A LATE RUN
Most cross-country runners don’t play football, for obvious reasons.
That alone would make Brian Spangenberg special.
But the College of the Canyons freshman played his last high school football game 18 years ago.
That, his cross-country teammates would agree, makes the 35-year-old Spangenberg extra special.
Four years after abandoning his dream of earning a living as a rock and roll musician, Spangenberg has emerged as the top runner for Canyons, earning the respect of teammates, most of whom weren’t even born when he started classes at San Mateo High in the Bay Area.
“They’re just so proud of him,” Canyons Coach Lindie Kane said. “When he went up to get his award [for finishing third in the Orange Coast Invitational on Saturday], they were cheering and clapping for him for two or three minutes.”
That performance, combined with a seventh-place finish in the Ventura Invitational on Sept. 10 and a second-place effort in the first Western State Conference meet on Sept. 17, has established Spangenberg as one of the better junior college runners in Southern California.
“I had no idea what to expect,” he said of his first junior college cross-country season. “I expected there to be a lot of fast runners, so I’m really surprised I’ve done as well as I have.”
Although Spangenberg is a cross-country novice, he has run some noteworthy marathon times.
Spangenberg began running four years ago when some friends were training for the L.A. Marathon, but he soon surpassed them.
After running 3 hours 22 minutes in the Santa Clarita Marathon in 1996, he clocked 2:41 in the same race in ’97 and 2:36 in the L.A. Marathon in 1998.
He ran 2:34 and change--he doesn’t remember the exact time--in the Sacramento Marathon last December before clocking 2:34:32 in the L.A. Marathon in March.
Kane, Canyons’ cross-country coach since 1995, asked Spangenberg last summer to come out for the cross-country team.
Spangenberg agreed after discovering that Canyons had a business- and computer-related curriculum that would help him in his job with a medical supply company in Northridge.
Kane says Spangenberg has been a great addition to the team, but not only because he enhances the Cougars’ chances of advancing to the state championships.
“He’s a nice, down-to-earth individual who’s a good role model for younger athletes,” Kane said. “I mean, here’s a guy who’s working 40-plus hours a week, training two or three hours a day, attending classes at night and finding time to spend with his son on the weekends.”
Spangenberg, whose 8-year-old son Brendan lives with his ex-wife in Canyon Country, enjoys being the elder statesman on the Canyons team, though he’s frequently teased about his age.
Teammates often tell him he lacks a finishing kick, and the 33-year-old Kane uses Spangenberg’s age as a motivational tool with younger runners like freshman Juan Granados.
“Juan is kind of quiet guy,” Kane said. “So I’ll sometimes tell him in workouts, ‘You can’t keep letting that old man run ahead of you.’ ”
That old man was an all-league defensive back as a junior and senior at San Mateo who ran track as a freshman until quitting midway through the season.
“I just had a huge dislike for running [the 800 and 1,600 meters],” Spangenberg said with a laugh. “It was just a little too painful for me, and I wanted the glory of playing on the football team.”
After graduating, Spangenberg enrolled at San Francisco State but withdrew from school within a matter of weeks.
He attended Canada College in Redwood City before deciding to pursue a career as a rock guitarist.
“Music was a new and exciting thing for me,” Spangenberg said.
Spangenberg, who began playing the guitar in high school, pursued a musical career for the next decade.
He jokes that he “failed miserably” in his pursuit of rock stardom.
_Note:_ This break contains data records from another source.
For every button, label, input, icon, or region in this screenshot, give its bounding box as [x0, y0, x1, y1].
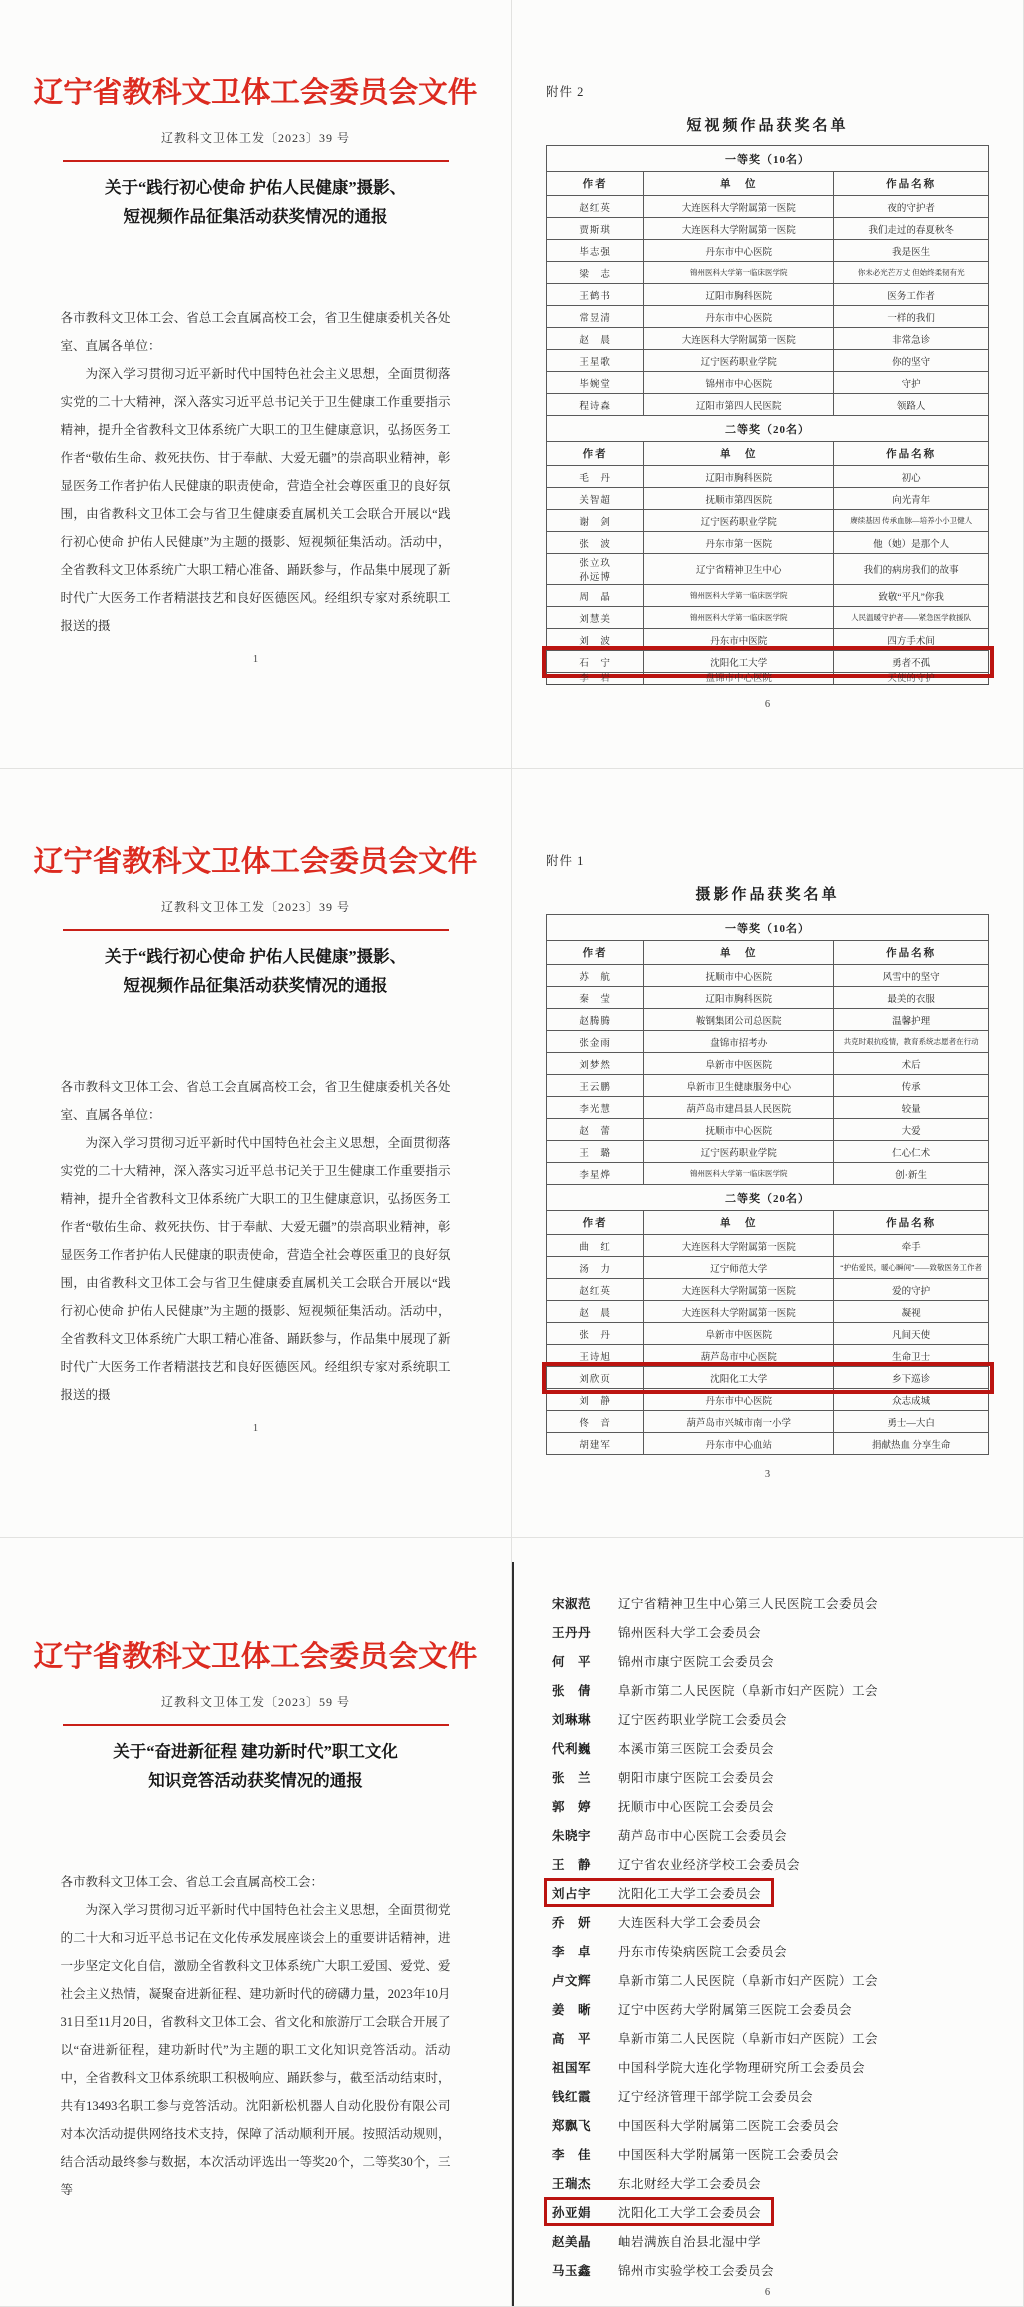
second-prize-header-row: 二等奖（20名） — [547, 416, 989, 442]
winner-name: 卢文辉 — [552, 1971, 604, 1989]
table-row: 程诗森 辽阳市第四人民医院 领路人 — [547, 394, 989, 416]
winner-name: 刘占宇 — [552, 1884, 604, 1902]
attachment-1-photo-awards: 附件 1 摄影作品获奖名单 一等奖（10名） 作者 单 位 作品名称 苏 航 抚… — [512, 769, 1024, 1538]
table-row: 曲 红 大连医科大学附属第一医院 牵手 — [547, 1235, 989, 1257]
winner-unit: 阜新市第二人民医院（阜新市妇产医院）工会 — [618, 1971, 878, 1989]
list-item: 王丹丹 锦州医科大学工会委员会 — [552, 1617, 761, 1646]
winner-unit: 锦州医科大学工会委员会 — [618, 1623, 761, 1641]
winner-unit: 中国科学院大连化学物理研究所工会委员会 — [618, 2058, 865, 2076]
table-row: 王星歌 辽宁医药职业学院 你的坚守 — [547, 350, 989, 372]
salutation: 各市教科文卫体工会、省总工会直属高校工会，省卫生健康委机关各处室、直属各单位： — [61, 1073, 451, 1129]
winner-name: 王瑞杰 — [552, 2174, 604, 2192]
table-row: 刘 静 丹东市中心医院 众志成城 — [547, 1389, 989, 1411]
table-row: 贾斯琪 大连医科大学附属第一医院 我们走过的春夏秋冬 — [547, 218, 989, 240]
table-row: 秦 莹 辽阳市胸科医院 最美的衣服 — [547, 987, 989, 1009]
winner-name: 高 平 — [552, 2029, 604, 2047]
winner-unit: 辽宁省农业经济学校工会委员会 — [618, 1855, 800, 1873]
winner-unit: 本溪市第三医院工会委员会 — [618, 1739, 774, 1757]
list-item: 孙亚娟 沈阳化工大学工会委员会 — [544, 2197, 774, 2226]
table-row: 胡建军 丹东市中心血站 捐献热血 分享生命 — [547, 1433, 989, 1455]
winner-name: 何 平 — [552, 1652, 604, 1670]
table-row: 常昱清 丹东市中心医院 一样的我们 — [547, 306, 989, 328]
winner-name: 王丹丹 — [552, 1623, 604, 1641]
winner-name: 孙亚娟 — [552, 2203, 604, 2221]
list-item: 乔 妍 大连医科大学工会委员会 — [552, 1907, 761, 1936]
winner-unit: 岫岩满族自治县北湿中学 — [618, 2232, 761, 2250]
table-row: 王诗旭 葫芦岛市中心医院 生命卫士 — [547, 1345, 989, 1367]
table-row: 汤 力 辽宁师范大学 “护佑爱民，暖心瞬间”——致敬医务工作者 — [547, 1257, 989, 1279]
table-row: 赵红英 大连医科大学附属第一医院 夜的守护者 — [547, 196, 989, 218]
table-row: 李 岩 盘锦市中心医院 天使的守护 — [547, 673, 989, 685]
video-awards-table: 一等奖（10名） 作者 单 位 作品名称 赵红英 大连医科大学附属第一医院 夜的… — [546, 145, 989, 685]
winner-unit: 朝阳市康宁医院工会委员会 — [618, 1768, 774, 1786]
second-prize-rows: 毛 丹 辽阳市胸科医院 初心 关智超 抚顺市第四医院 向光青年 谢 剑 辽宁医药… — [547, 466, 989, 685]
attachment-title: 摄影作品获奖名单 — [546, 883, 989, 904]
document-body: 为深入学习贯彻习近平新时代中国特色社会主义思想，全面贯彻党的二十大和习近平总书记… — [61, 1896, 451, 2204]
knowledge-quiz-winner-list: 宋淑范 辽宁省精神卫生中心第三人民医院工会委员会 王丹丹 锦州医科大学工会委员会… — [512, 1538, 1024, 2307]
table-row: 王 璐 辽宁医药职业学院 仁心仁术 — [547, 1141, 989, 1163]
attachment-title: 短视频作品获奖名单 — [546, 114, 989, 135]
list-item: 张 兰 朝阳市康宁医院工会委员会 — [552, 1762, 774, 1791]
table-row: 谢 剑 辽宁医药职业学院 赓续基因 传承血脉—培养小小卫健人 — [547, 510, 989, 532]
winner-name: 姜 晰 — [552, 2000, 604, 2018]
table-row: 苏 航 抚顺市中心医院 风雪中的坚守 — [547, 965, 989, 987]
table-row: 刘慧美 锦州医科大学第一临床医学院 人民温暖守护者——紧急医学救援队 — [547, 607, 989, 629]
winner-unit: 阜新市第二人民医院（阜新市妇产医院）工会 — [618, 2029, 878, 2047]
list-item: 李 佳 中国医科大学附属第一医院工会委员会 — [552, 2139, 839, 2168]
list-item: 宋淑范 辽宁省精神卫生中心第三人民医院工会委员会 — [552, 1588, 878, 1617]
col-unit: 单 位 — [644, 172, 834, 196]
page-number: 1 — [0, 654, 511, 665]
table-row: 张 波 丹东市第一医院 他（她）是那个人 — [547, 532, 989, 554]
winner-name: 李 佳 — [552, 2145, 604, 2163]
document-subject: 关于“践行初心使命 护佑人民健康”摄影、 短视频作品征集活动获奖情况的通报 — [0, 943, 511, 1001]
page-number: 1 — [0, 1423, 511, 1434]
union-document-39-page-b: 辽宁省教科文卫体工会委员会文件 辽教科文卫体工发〔2023〕39 号 关于“践行… — [0, 769, 512, 1538]
list-item: 张 倩 阜新市第二人民医院（阜新市妇产医院）工会 — [552, 1675, 878, 1704]
winner-name: 马玉鑫 — [552, 2261, 604, 2279]
list-item: 姜 晰 辽宁中医药大学附属第三医院工会委员会 — [552, 1994, 852, 2023]
list-item: 王 静 辽宁省农业经济学校工会委员会 — [552, 1849, 800, 1878]
winner-name: 朱晓宇 — [552, 1826, 604, 1844]
winner-name: 张 兰 — [552, 1768, 604, 1786]
table-row: 佟 音 葫芦岛市兴城市南一小学 勇士—大白 — [547, 1411, 989, 1433]
winner-unit: 辽宁省精神卫生中心第三人民医院工会委员会 — [618, 1594, 878, 1612]
document-number: 辽教科文卫体工发〔2023〕39 号 — [0, 129, 511, 146]
winner-name: 赵美晶 — [552, 2232, 604, 2250]
table-row: 李光慧 葫芦岛市建昌县人民医院 较量 — [547, 1097, 989, 1119]
red-divider — [63, 929, 449, 931]
org-title: 辽宁省教科文卫体工会委员会文件 — [0, 70, 512, 111]
first-prize-header-row: 一等奖（10名） — [547, 915, 989, 941]
table-row: 赵 晨 大连医科大学附属第一医院 非常急诊 — [547, 328, 989, 350]
list-item: 刘琳琳 辽宁医药职业学院工会委员会 — [552, 1704, 787, 1733]
first-prize-rows: 苏 航 抚顺市中心医院 风雪中的坚守 秦 莹 辽阳市胸科医院 最美的衣服 赵腾腾… — [547, 965, 989, 1185]
winner-unit: 丹东市传染病医院工会委员会 — [618, 1942, 787, 1960]
winner-unit: 大连医科大学工会委员会 — [618, 1913, 761, 1931]
page-number: 6 — [546, 699, 989, 710]
winner-unit: 抚顺市中心医院工会委员会 — [618, 1797, 774, 1815]
org-title: 辽宁省教科文卫体工会委员会文件 — [0, 839, 512, 880]
winner-name: 郑飘飞 — [552, 2116, 604, 2134]
column-header-row: 作者 单 位 作品名称 — [547, 941, 989, 965]
winner-entries: 宋淑范 辽宁省精神卫生中心第三人民医院工会委员会 王丹丹 锦州医科大学工会委员会… — [552, 1588, 1023, 2284]
table-row: 石 宁 沈阳化工大学 勇者不孤 — [547, 651, 989, 673]
winner-name: 刘琳琳 — [552, 1710, 604, 1728]
table-row: 赵腾腾 鞍钢集团公司总医院 温馨护理 — [547, 1009, 989, 1031]
union-document-59-page: 辽宁省教科文卫体工会委员会文件 辽教科文卫体工发〔2023〕59 号 关于“奋进… — [0, 1538, 512, 2307]
list-item: 祖国军 中国科学院大连化学物理研究所工会委员会 — [552, 2052, 865, 2081]
table-row: 赵 蕾 抚顺市中心医院 大爱 — [547, 1119, 989, 1141]
photo-awards-table: 一等奖（10名） 作者 单 位 作品名称 苏 航 抚顺市中心医院 风雪中的坚守 — [546, 914, 989, 1455]
document-subject: 关于“践行初心使命 护佑人民健康”摄影、 短视频作品征集活动获奖情况的通报 — [0, 174, 511, 232]
list-item: 李 卓 丹东市传染病医院工会委员会 — [552, 1936, 787, 1965]
winner-name: 代利巍 — [552, 1739, 604, 1757]
list-item: 王瑞杰 东北财经大学工会委员会 — [552, 2168, 761, 2197]
winner-unit: 葫芦岛市中心医院工会委员会 — [618, 1826, 787, 1844]
second-prize-rows: 曲 红 大连医科大学附属第一医院 牵手 汤 力 辽宁师范大学 “护佑爱民，暖心瞬… — [547, 1235, 989, 1455]
list-item: 朱晓宇 葫芦岛市中心医院工会委员会 — [552, 1820, 787, 1849]
list-item: 郭 婷 抚顺市中心医院工会委员会 — [552, 1791, 774, 1820]
table-row: 李星烨 锦州医科大学第一临床医学院 创·新生 — [547, 1163, 989, 1185]
document-subject: 关于“奋进新征程 建功新时代”职工文化 知识竞答活动获奖情况的通报 — [0, 1738, 511, 1796]
winner-name: 李 卓 — [552, 1942, 604, 1960]
second-prize-header-row: 二等奖（20名） — [547, 1185, 989, 1211]
winner-name: 王 静 — [552, 1855, 604, 1873]
list-item: 卢文辉 阜新市第二人民医院（阜新市妇产医院）工会 — [552, 1965, 878, 1994]
winner-name: 宋淑范 — [552, 1594, 604, 1612]
winner-unit: 辽宁经济管理干部学院工会委员会 — [618, 2087, 813, 2105]
column-header-row: 作者 单 位 作品名称 — [547, 442, 989, 466]
document-body: 为深入学习贯彻习近平新时代中国特色社会主义思想，全面贯彻落实党的二十大精神，深入… — [61, 1129, 451, 1409]
winner-name: 郭 婷 — [552, 1797, 604, 1815]
first-prize-rows: 赵红英 大连医科大学附属第一医院 夜的守护者 贾斯琪 大连医科大学附属第一医院 … — [547, 196, 989, 416]
table-row: 王云鹏 阜新市卫生健康服务中心 传承 — [547, 1075, 989, 1097]
winner-unit: 阜新市第二人民医院（阜新市妇产医院）工会 — [618, 1681, 878, 1699]
red-divider — [63, 1724, 449, 1726]
col-author: 作者 — [547, 172, 644, 196]
table-row: 张金雨 盘锦市招考办 共克时艰抗疫情，教育系统志愿者在行动 — [547, 1031, 989, 1053]
document-number: 辽教科文卫体工发〔2023〕59 号 — [0, 1693, 511, 1710]
table-row: 周 晶 锦州医科大学第一临床医学院 致敬“平凡”你我 — [547, 585, 989, 607]
table-row: 刘欣页 沈阳化工大学 乡下巡诊 — [547, 1367, 989, 1389]
document-body: 为深入学习贯彻习近平新时代中国特色社会主义思想，全面贯彻落实党的二十大精神，深入… — [61, 360, 451, 640]
winner-name: 张 倩 — [552, 1681, 604, 1699]
column-header-row: 作者 单 位 作品名称 — [547, 1211, 989, 1235]
list-item: 马玉鑫 锦州市实验学校工会委员会 — [552, 2255, 774, 2284]
table-row: 毕志强 丹东市中心医院 我是医生 — [547, 240, 989, 262]
list-item: 高 平 阜新市第二人民医院（阜新市妇产医院）工会 — [552, 2023, 878, 2052]
winner-unit: 沈阳化工大学工会委员会 — [618, 1884, 761, 1902]
col-title: 作品名称 — [834, 172, 989, 196]
red-divider — [63, 160, 449, 162]
table-row: 毛 丹 辽阳市胸科医院 初心 — [547, 466, 989, 488]
table-row: 刘 波 丹东市中医院 四方手术间 — [547, 629, 989, 651]
table-row: 刘梦然 阜新市中医医院 术后 — [547, 1053, 989, 1075]
attachment-2-video-awards: 附件 2 短视频作品获奖名单 一等奖（10名） 作者 单 位 作品名称 赵红英 … — [512, 0, 1024, 769]
winner-name: 祖国军 — [552, 2058, 604, 2076]
table-row: 王鹤书 辽阳市胸科医院 医务工作者 — [547, 284, 989, 306]
table-row: 梁 志 锦州医科大学第一临床医学院 你未必光芒万丈 但始终柔韧有光 — [547, 262, 989, 284]
table-row: 毕婉堂 锦州市中心医院 守护 — [547, 372, 989, 394]
first-prize-header-row: 一等奖（10名） — [547, 146, 989, 172]
table-row: 张 丹 阜新市中医医院 凡间天使 — [547, 1323, 989, 1345]
table-row: 关智超 抚顺市第四医院 向光青年 — [547, 488, 989, 510]
winner-unit: 辽宁中医药大学附属第三医院工会委员会 — [618, 2000, 852, 2018]
table-row: 赵 晨 大连医科大学附属第一医院 凝视 — [547, 1301, 989, 1323]
column-header-row: 作者 单 位 作品名称 — [547, 172, 989, 196]
page-number: 3 — [546, 1469, 989, 1480]
union-document-39-page-a: 辽宁省教科文卫体工会委员会文件 辽教科文卫体工发〔2023〕39 号 关于“践行… — [0, 0, 512, 769]
winner-unit: 锦州市实验学校工会委员会 — [618, 2261, 774, 2279]
list-item: 钱红霞 辽宁经济管理干部学院工会委员会 — [552, 2081, 813, 2110]
winner-unit: 东北财经大学工会委员会 — [618, 2174, 761, 2192]
table-row: 赵红英 大连医科大学附属第一医院 爱的守护 — [547, 1279, 989, 1301]
winner-unit: 锦州市康宁医院工会委员会 — [618, 1652, 774, 1670]
winner-unit: 中国医科大学附属第二医院工会委员会 — [618, 2116, 839, 2134]
org-title: 辽宁省教科文卫体工会委员会文件 — [0, 1634, 512, 1675]
list-item: 何 平 锦州市康宁医院工会委员会 — [552, 1646, 774, 1675]
document-collage: 辽宁省教科文卫体工会委员会文件 辽教科文卫体工发〔2023〕39 号 关于“践行… — [0, 0, 1024, 2307]
salutation: 各市教科文卫体工会、省总工会直属高校工会： — [61, 1868, 451, 1896]
list-item: 郑飘飞 中国医科大学附属第二医院工会委员会 — [552, 2110, 839, 2139]
attachment-label: 附件 1 — [546, 851, 989, 869]
attachment-label: 附件 2 — [546, 82, 989, 100]
winner-unit: 沈阳化工大学工会委员会 — [618, 2203, 761, 2221]
list-item: 赵美晶 岫岩满族自治县北湿中学 — [552, 2226, 761, 2255]
list-item: 刘占宇 沈阳化工大学工会委员会 — [544, 1878, 774, 1907]
document-number: 辽教科文卫体工发〔2023〕39 号 — [0, 898, 511, 915]
winner-name: 钱红霞 — [552, 2087, 604, 2105]
table-row: 张立玖 孙远博 辽宁省精神卫生中心 我们的病房我们的故事 — [547, 554, 989, 585]
winner-unit: 辽宁医药职业学院工会委员会 — [618, 1710, 787, 1728]
page-number: 6 — [512, 2287, 1023, 2298]
list-item: 代利巍 本溪市第三医院工会委员会 — [552, 1733, 774, 1762]
salutation: 各市教科文卫体工会、省总工会直属高校工会，省卫生健康委机关各处室、直属各单位： — [61, 304, 451, 360]
winner-unit: 中国医科大学附属第一医院工会委员会 — [618, 2145, 839, 2163]
winner-name: 乔 妍 — [552, 1913, 604, 1931]
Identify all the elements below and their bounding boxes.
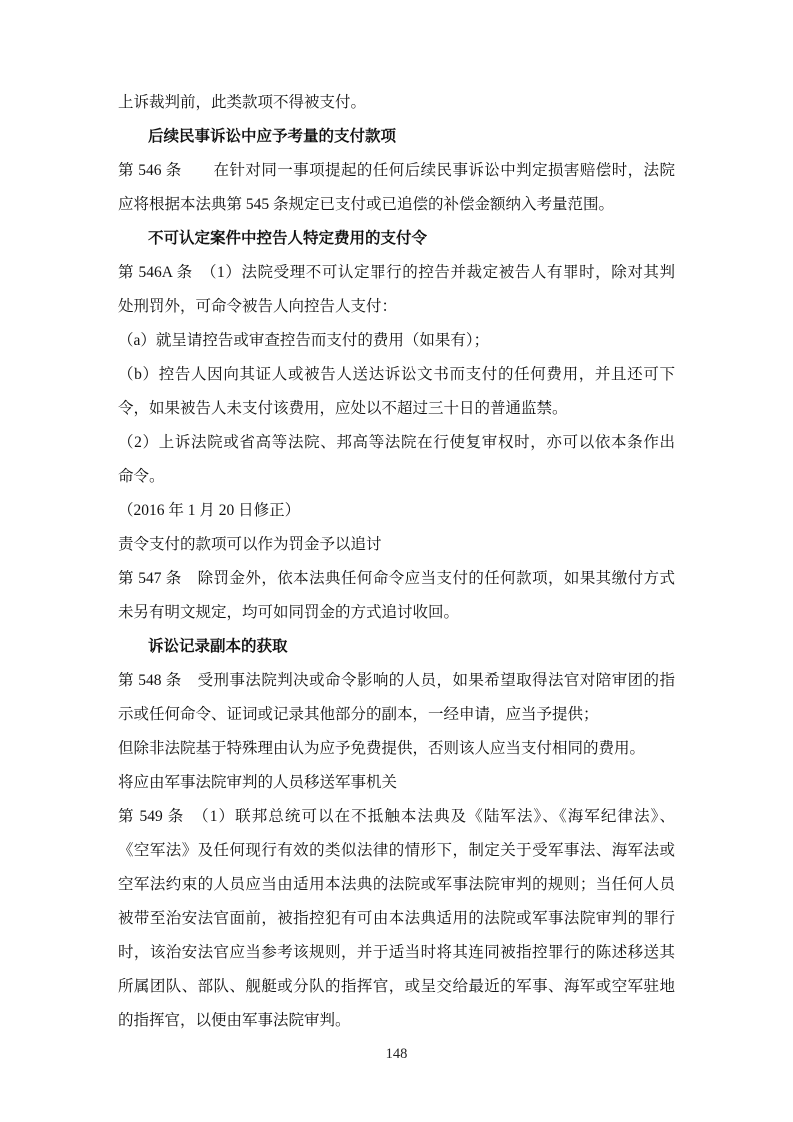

He played base guitar in a band called Circle of Soul from 1989-95. The band cut two CDs in the early 1990s on the Hollywood Records label.
“It was a good band,” he said. “We were kind of a cross behind Guns N’ Roses and Lenny Kravitz.”
He began running shortly after leaving the band and is now more concerned with racing tactics than playing gigs.
“I had no idea there was so much strategy involved in these races,” Spangenberg said. “It’s like I’m learning something new every race.”